(Courtesy photo)

Six things the ‘new Uber’ can do to fix itself

CEO Travis Kalanick’s departure from Uber is not a surprise to those who have been closely following this company. In my book “Raw Deal,” about what I call the “Uber Economy,” I predicted this would happen. Now, with Kalanick gone, does Uber stand a chance of righting the distressed ship?

To understand the obstacles to its survival, it is necessary to understand why Uber is failing. It’s not just the recent slew of scandals. Previously, Kalanick had been embroiled in a number of imbroglios around law-breaking, driver background checks, under-insured drivers, cyber-stalking and threatening critics. No, Uber’s biggest problem really is financial — it is yet another Silicon Valley startup company that is failing to earn a profit.

The dirty little secret of Silicon Valley is that seven out of 10 startups fail, and Uber is on track to becoming one of them. While Uber has become popular as a taxi company for the digital age, and its valuation has zoomed to $70 billion — greater than Ford, GM or Tesla — the company has been losing money at a faster rate than any technology company ever. It lost nearly $3 billions in 2016 (and another billion or two in China), and it has already lost $700 million in the first quarter of 2017.

Kalanick never figured out a way to introduce new efficiencies into his business that provided taxi service in a more cost-effective way than regular taxi companies. Consequently, Uber has become stuck using its venture capital funding to subsidize at least 50 percent of every ride in order to cut fares and gain a monopoly that can drive the competition out of business. In short, Uber is charging too little for each passenger ride, resulting in low fares but no profitability. The more customers use Uber, the greater into debt it goes.

But at some point, the VC investors want a return on their money, or they turn off the spigot. More than anything, that’s what the recent mutiny by key Uber board members, who forced Kalanick’s ouster, was about. Every startup company, including Uber’s competitor Lyft, which also has been losing money from subsidizing fares, must one day face the realities of the market which say that a company must turn a profit.

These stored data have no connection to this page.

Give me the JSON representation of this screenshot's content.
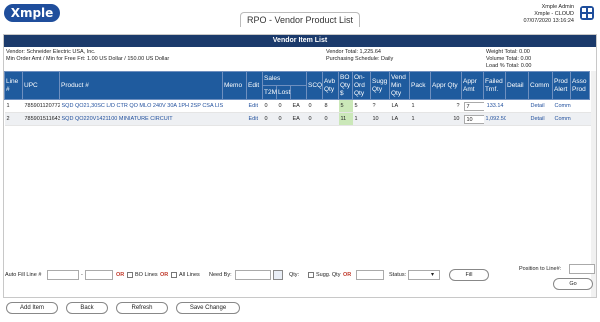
{
  "header": {
    "logo_text": "Xmple",
    "page_title": "RPO - Vendor Product List",
    "user_name": "Xmple Admin",
    "company": "Xmple - CLOUD",
    "datetime": "07/07/2020 13:16:24",
    "brand_color": "#1f4e9c"
  },
  "panel": {
    "title": "Vendor Item List",
    "vendor_label": "Vendor:",
    "vendor_value": "Schneider Electric USA, Inc.",
    "min_order_label": "Min Order Amt / Min for Free Frt:",
    "min_order_value": "1.00 US Dollar / 150.00 US Dollar",
    "vendor_total_label": "Vendor Total:",
    "vendor_total_value": "1,225.64",
    "schedule_label": "Purchasing Schedule:",
    "schedule_value": "Daily",
    "weight_label": "Weight Total:",
    "weight_value": "0.00",
    "volume_label": "Volume Total:",
    "volume_value": "0.00",
    "load_label": "Load % Total:",
    "load_value": "0.00"
  },
  "table": {
    "columns": {
      "line": "Line #",
      "upc": "UPC",
      "product": "Product #",
      "memo": "Memo",
      "edit": "Edit",
      "sales": "Sales",
      "t2m": "T2M",
      "lost": "Lost",
      "scq": "SCQ",
      "avb": "Avb Qty",
      "bo": "BO Qty $",
      "onorder": "On-Ord Qty",
      "sugg": "Sugg Qty",
      "vendmin": "Vend Min Qty",
      "pack": "Pack",
      "appr": "Appr Qty",
      "apprAmt": "Appr Amt",
      "failed": "Failed Trnf.",
      "detail": "Detail",
      "comm": "Comm",
      "alert": "Prod Alert",
      "asso": "Asso Prod"
    },
    "rows": [
      {
        "line": "1",
        "upc": "785901120772",
        "product": "SQD QO21,30SC L/D CTR QO MLO 240V 30A 1PH 2SP CSA LIST",
        "edit": "Edit",
        "sales": "0",
        "t2m": "0",
        "unit": "EA",
        "lost": "0",
        "scq": "8",
        "avb": "5",
        "bo": "5",
        "onorder": "?",
        "sugg": "LA",
        "vendmin": "1",
        "pack": "?",
        "appr": "7",
        "apprAmt": "133.14",
        "detail": "Detail",
        "comm": "Comm"
      },
      {
        "line": "2",
        "upc": "785901511643",
        "product": "SQD QO220V1421100 MINIATURE CIRCUIT",
        "edit": "Edit",
        "sales": "0",
        "t2m": "0",
        "unit": "EA",
        "lost": "0",
        "scq": "0",
        "avb": "11",
        "bo": "1",
        "onorder": "10",
        "sugg": "LA",
        "vendmin": "1",
        "pack": "10",
        "appr": "10",
        "apprAmt": "1,092.50",
        "detail": "Detail",
        "comm": "Comm"
      }
    ]
  },
  "controls": {
    "autofill_label": "Auto Fill Line #",
    "or1": "OR",
    "bo_lines_label": "BO Lines",
    "or2": "OR",
    "all_lines_label": "All Lines",
    "need_by_label": "Need By:",
    "qty_label": "Qty:",
    "sugg_qty_label": "Sugg. Qty",
    "or3": "OR",
    "status_label": "Status:",
    "fill_button": "Fill",
    "position_label": "Position to Line#:",
    "go_button": "Go"
  },
  "footer": {
    "add_item": "Add Item",
    "back": "Back",
    "refresh": "Refresh",
    "save_change": "Save Change"
  }
}
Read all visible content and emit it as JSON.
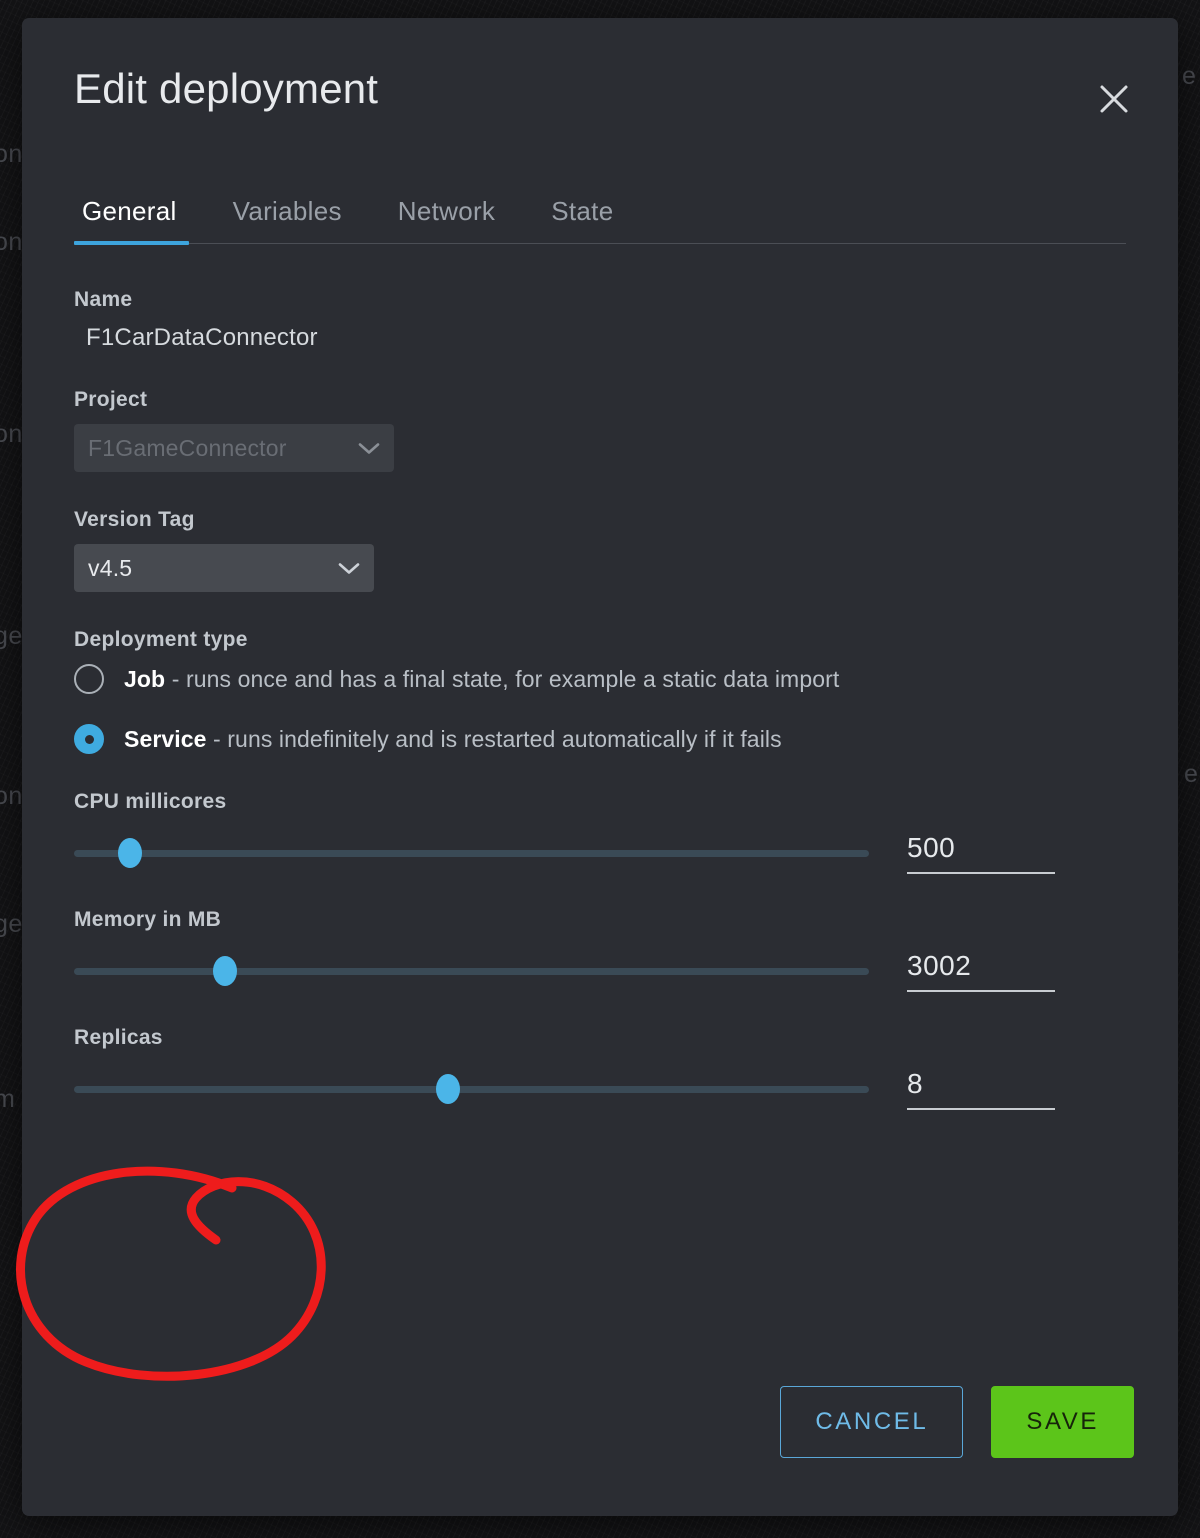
{
  "background": {
    "fragments": [
      "on",
      "on",
      "on",
      "ge",
      "on",
      "ge",
      "m",
      "e",
      "e"
    ]
  },
  "modal": {
    "title": "Edit deployment",
    "close_icon": "close-icon",
    "tabs": [
      {
        "label": "General",
        "active": true
      },
      {
        "label": "Variables",
        "active": false
      },
      {
        "label": "Network",
        "active": false
      },
      {
        "label": "State",
        "active": false
      }
    ],
    "fields": {
      "name": {
        "label": "Name",
        "value": "F1CarDataConnector"
      },
      "project": {
        "label": "Project",
        "value": "F1GameConnector",
        "disabled": true,
        "chevron_icon": "chevron-down-icon"
      },
      "version_tag": {
        "label": "Version Tag",
        "value": "v4.5",
        "disabled": false,
        "chevron_icon": "chevron-down-icon"
      },
      "deployment_type": {
        "label": "Deployment type",
        "options": [
          {
            "value": "job",
            "name": "Job",
            "description": " - runs once and has a final state, for example a static data import",
            "selected": false
          },
          {
            "value": "service",
            "name": "Service",
            "description": " - runs indefinitely and is restarted automatically if it fails",
            "selected": true
          }
        ]
      },
      "cpu": {
        "label": "CPU millicores",
        "value": "500",
        "thumb_percent": 7
      },
      "memory": {
        "label": "Memory in MB",
        "value": "3002",
        "thumb_percent": 19
      },
      "replicas": {
        "label": "Replicas",
        "value": "8",
        "thumb_percent": 47
      }
    },
    "buttons": {
      "cancel": "CANCEL",
      "save": "SAVE"
    }
  },
  "annotation": {
    "shape": "hand-drawn-red-circle",
    "target": "Replicas",
    "color": "#ee1c1c"
  },
  "colors": {
    "modal_bg": "#2b2d33",
    "accent_blue": "#3fabe0",
    "save_green": "#5cc51a",
    "slider_track": "#3a4a56",
    "annotation_red": "#ee1c1c"
  }
}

Uber has suffered also from pursuing expensive ideas like self-driving cars (and its latest laugh-out-loud venture, self-flying cars). Most experts, including those previously bullish on self-driving technology like Economist magazine, have recognized that self-driving vehicles have at least 20 more years of development ahead. Yet, Kalanick gambled his company’s survival on being able to delete the cost of his drivers’ wages from his expense sheet. That won’t happen in time to save the company from bankruptcy.

Kalanick also launched other foolhardy ventures, such as unsuccessful attempts at global domination in places like India and China, where Uber did not understand the cultures. Uber is still trying to find footing in Europe, where the company is widely despised as an arrogant lawbreaking exporter of “cowboy capitalism.”

Uber’s only chance to survive is to focus like a laser on making its taxi business work. Here’s my recommendation for the “new Uber” and its new leadership:

1. Parlay popularity among users into an increase in fares.

2. Follow former Obama attorney general Eric Holder’s recommendations to root out destructive bro culture.

3. Hit reset on the relationship with drivers.

4. Drop foolhardy futurist ideas that have no chance of success in the near-future and are a waste of resources and attention span.

5. Shut down foreign operations outside London; focus on the U.S.

6. Cooperate more with local officials to use the company’s tracking technology for reducing the horrible traffic congestion and share its driver data so cities can track traffic flows.

If Kalanick’s successor follows that blueprint, the company has a chance of surviving. If not, Uber will burn through its remaining $7 billion in startup capital and go out of business in about three years. That would result in a colossal collapse in Silicon Valley, and Uber’s legacy would be that of being the Enron of the transportation industry. I predicted this possibility, and now it looks like it’s much closer to coming to pass.

Steven Hill is a journalist and author of “Raw Deal: How the ‘Uber Economy’ and Runaway Capitalism Are Screwing American Workers.”